WIZARDRY COMPILED by Rick Cook

“Does the phrase ‘bloody mess’ do anything for you?” a lean woman with short black hair and piercing dark eyes asked from halfway down the table. “This thing is written in something that looks like a bastard version of Forth crossed with LISP and some features from C and Modula 2 thrown in for grins.”

“When do we get to meet this guy, anyway?” someone else asked. “I’d like to shake him warmly by the throat.”

“There may be a problem with that, My Lord,” Moira said from her place next to Jerry. “He went off alone into the Wild Wood and we have not yet found him.”
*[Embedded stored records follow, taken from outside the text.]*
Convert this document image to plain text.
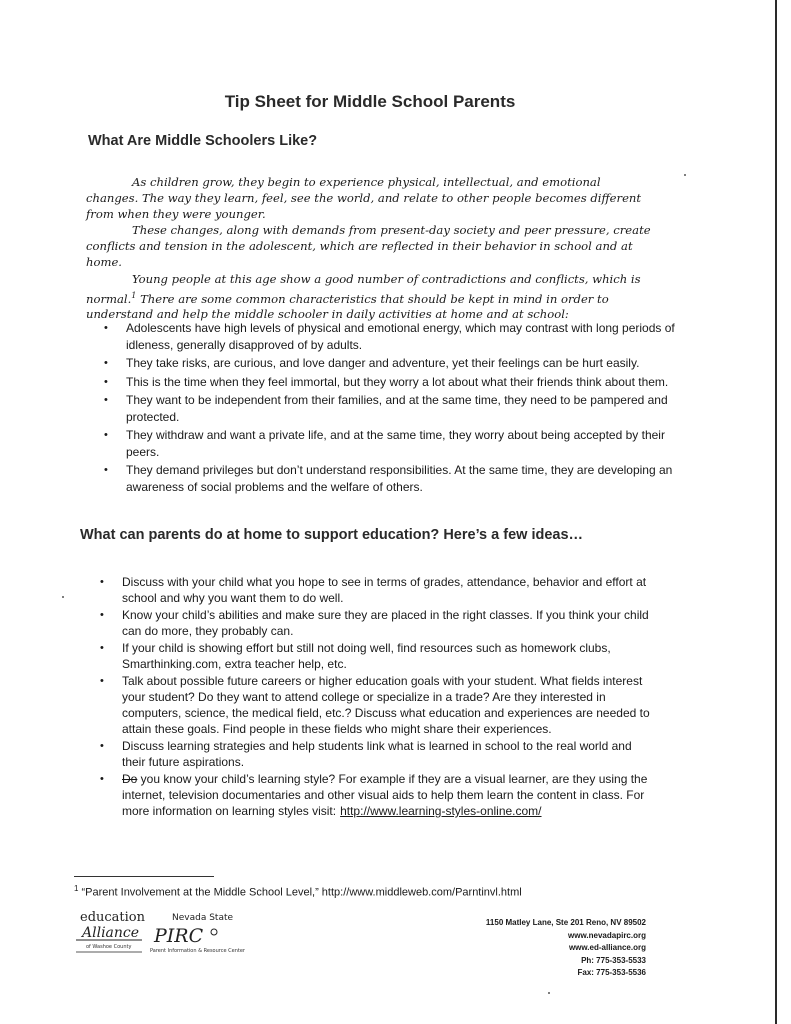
Tip Sheet for Middle School Parents
What Are Middle Schoolers Like?

As children grow, they begin to experience physical, intellectual, and emotional changes. The way they learn, feel, see the world, and relate to other people becomes different from when they were younger.

These changes, along with demands from present-day society and peer pressure, create conflicts and tension in the adolescent, which are reflected in their behavior in school and at home.

Young people at this age show a good number of contradictions and conflicts, which is normal.$^1$ There are some common characteristics that should be kept in mind in order to understand and help the middle schooler in daily activities at home and at school:

• Adolescents have high levels of physical and emotional energy, which may contrast with long periods of idleness, generally disapproved of by adults.
• They take risks, are curious, and love danger and adventure, yet their feelings can be hurt easily.
• This is the time when they feel immortal, but they worry a lot about what their friends think about them.
• They want to be independent from their families, and at the same time, they need to be pampered and protected.
• They withdraw and want a private life, and at the same time, they worry about being accepted by their peers.
• They demand privileges but don’t understand responsibilities. At the same time, they are developing an awareness of social problems and the welfare of others.
What can parents do at home to support education? Here’s a few ideas…
• Discuss with your child what you hope to see in terms of grades, attendance, behavior and effort at school and why you want them to do well.
• Know your child’s abilities and make sure they are placed in the right classes. If you think your child can do more, they probably can.
• If your child is showing effort but still not doing well, find resources such as homework clubs, Smarthinking.com, extra teacher help, etc.
• Talk about possible future careers or higher education goals with your student. What fields interest your student? Do they want to attend college or specialize in a trade? Are they interested in computers, science, the medical field, etc.? Discuss what education and experiences are needed to attain these goals. Find people in these fields who might share their experiences.
• Discuss learning strategies and help students link what is learned in school to the real world and their future aspirations.
• Do you know your child’s learning style? For example if they are a visual learner, are they using the internet, television documentaries and other visual aids to help them learn the content in class. For more information on learning styles visit: http://www.learning-styles-online.com/
$^1$ “Parent Involvement at the Middle School Level,” http://www.middleweb.com/Parntinvl.html
education
Alliance
of Washoe County
Nevada State
PIRC
Parent Information & Resource Center
1150 Matley Lane, Ste 201 Reno, NV 89502
www.nevadapirc.org
www.ed-alliance.org
Ph: 775-353-5533
Fax: 775-353-5536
“We’re going to need him,” Nancy said. “Someone has got to explain this mess. Some of this code is literally crawling with bugs.”

“You mean figuratively,” Jerry corrected.
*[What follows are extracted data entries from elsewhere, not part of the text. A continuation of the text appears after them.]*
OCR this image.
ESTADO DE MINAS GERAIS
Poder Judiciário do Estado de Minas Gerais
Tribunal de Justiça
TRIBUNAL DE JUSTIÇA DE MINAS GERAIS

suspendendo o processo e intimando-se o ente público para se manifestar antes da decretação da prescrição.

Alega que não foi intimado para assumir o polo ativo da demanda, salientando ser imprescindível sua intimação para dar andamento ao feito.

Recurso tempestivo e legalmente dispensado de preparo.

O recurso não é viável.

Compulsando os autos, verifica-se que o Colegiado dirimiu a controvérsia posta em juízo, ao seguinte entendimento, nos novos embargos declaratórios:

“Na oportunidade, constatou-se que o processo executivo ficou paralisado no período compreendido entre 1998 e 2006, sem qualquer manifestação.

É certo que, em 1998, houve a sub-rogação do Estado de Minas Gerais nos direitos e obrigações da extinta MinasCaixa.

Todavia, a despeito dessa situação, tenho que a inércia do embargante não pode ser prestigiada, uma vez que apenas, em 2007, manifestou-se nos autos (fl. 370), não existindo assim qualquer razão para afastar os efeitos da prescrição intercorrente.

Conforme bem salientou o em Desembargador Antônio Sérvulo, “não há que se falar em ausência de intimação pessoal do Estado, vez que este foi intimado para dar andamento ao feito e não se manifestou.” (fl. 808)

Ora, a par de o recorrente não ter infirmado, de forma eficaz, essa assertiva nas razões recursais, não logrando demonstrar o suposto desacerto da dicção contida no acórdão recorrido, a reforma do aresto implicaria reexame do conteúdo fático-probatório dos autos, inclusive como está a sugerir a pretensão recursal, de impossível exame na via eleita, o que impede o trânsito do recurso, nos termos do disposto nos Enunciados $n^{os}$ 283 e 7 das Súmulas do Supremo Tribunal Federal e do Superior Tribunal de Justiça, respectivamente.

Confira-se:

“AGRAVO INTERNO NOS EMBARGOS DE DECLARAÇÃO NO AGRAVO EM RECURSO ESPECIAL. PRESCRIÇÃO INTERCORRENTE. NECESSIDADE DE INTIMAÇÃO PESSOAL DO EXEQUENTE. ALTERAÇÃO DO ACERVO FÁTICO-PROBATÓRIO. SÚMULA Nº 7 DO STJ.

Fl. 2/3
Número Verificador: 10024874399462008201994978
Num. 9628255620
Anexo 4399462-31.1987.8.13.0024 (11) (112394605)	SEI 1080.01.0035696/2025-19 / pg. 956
“I said literally and I mean literally,” she retorted. “I tried to run one routine and I got a swarm of electric blue cockroaches.” She made a face. “Four-inch-long electric blue cockroaches.”

“Actually the basic concept of the system is rather elegant and seems to be surprisingly powerful,” Karl said.

Nancy snorted.

“No, really. The basic structure is solid. There are a lot of kludges and some real squinky hacks, but at bottom this thing is very good.”

“I’ll give you another piece of good news,” Jerry told them. “Besides the Dragon Book, Wiz left notes with a lot of systems analysis and design. Apparently he had a pretty good handle on what he needed to do, he just didn’t have the time to do it. I think we can use most of what he left us with only a minimal review.”

“Okay, so far we’ve just been nibbling around the edges to get the taste of the thing. Now we’ve got to get down to serious work.”

“There’s one issue we’ve got to settle first,” Nancy said. “Catching errors.”

“What’s the matter, don’t you like electric blue cockroaches?” Danny asked.

“Cockroaches I can live with. They glow in the dark and that makes them easy to squash. I’m more concerned about HMC or EOI-type errors.”

“HMC and EOI?”

“Halt, Melt and Catch fire or Execute Operator Immediately.”

“One thing this system has is a heck of an error trapping system,” said Jerry.

“That is because the consequences of a mistake in a spell can be terrible,” Moira told him. “Remember, a spell is not a computer which will simply crash if you make an error.”

The people up and down the table looked serious, even Danny.

“Desk check your programs, people,” Jerry said.

“That’s not going to be good enough. There are always bugs, and bugs in this stuff can bite—hard. We need a better system for catching major errors.”

“There is one way,” Judith said thoughtfully.

“How?”

“Redundancy with voting. We use three different processors—demons—and they have to all agree. If they don’t the spell is aborted.”

“Fine, so suppose there’s a bug in your algorithm?”

“You use three different algorithms. Then you code each primitive three different ways. Say one demon acts like a RISC processor, another is a CISC processor and the third is something like a stack machine. We split up into three teams and each team designs its own demon without talking to any of the others.”

“That just tripled the work,” someone said.

“Yeah, but it gives us some margin for error.”

“I think we’ve got to go for the maximum safety,” Jerry Andrews said finally. “I don’t know about the rest of you, but I have no desire to see what a crash looks like from inside the system.”

“My Lord, you seem to have made remarkable progress,” Moira said as Jerry showed her through the programmers’ new quarters.

The team had settled in quickly. Each programmer got his or her own stall and trestle tables filled the center aisle. The stalls were full of men and women hunched over their trestle table desks or leafing through stacks of material. At the far end of the room Judith and another programmer were sketching a diagram in charcoal on the whitewashed barn wall.

“Once you get used to giving verbal commands to an Emac instead of using a keyboard and reading the result in glowing letters in the air, programming spells isn’t all that different from programming computers,” Jerry told her. “We’d be a lot further along if Wiz were available, but we’re not doing badly.”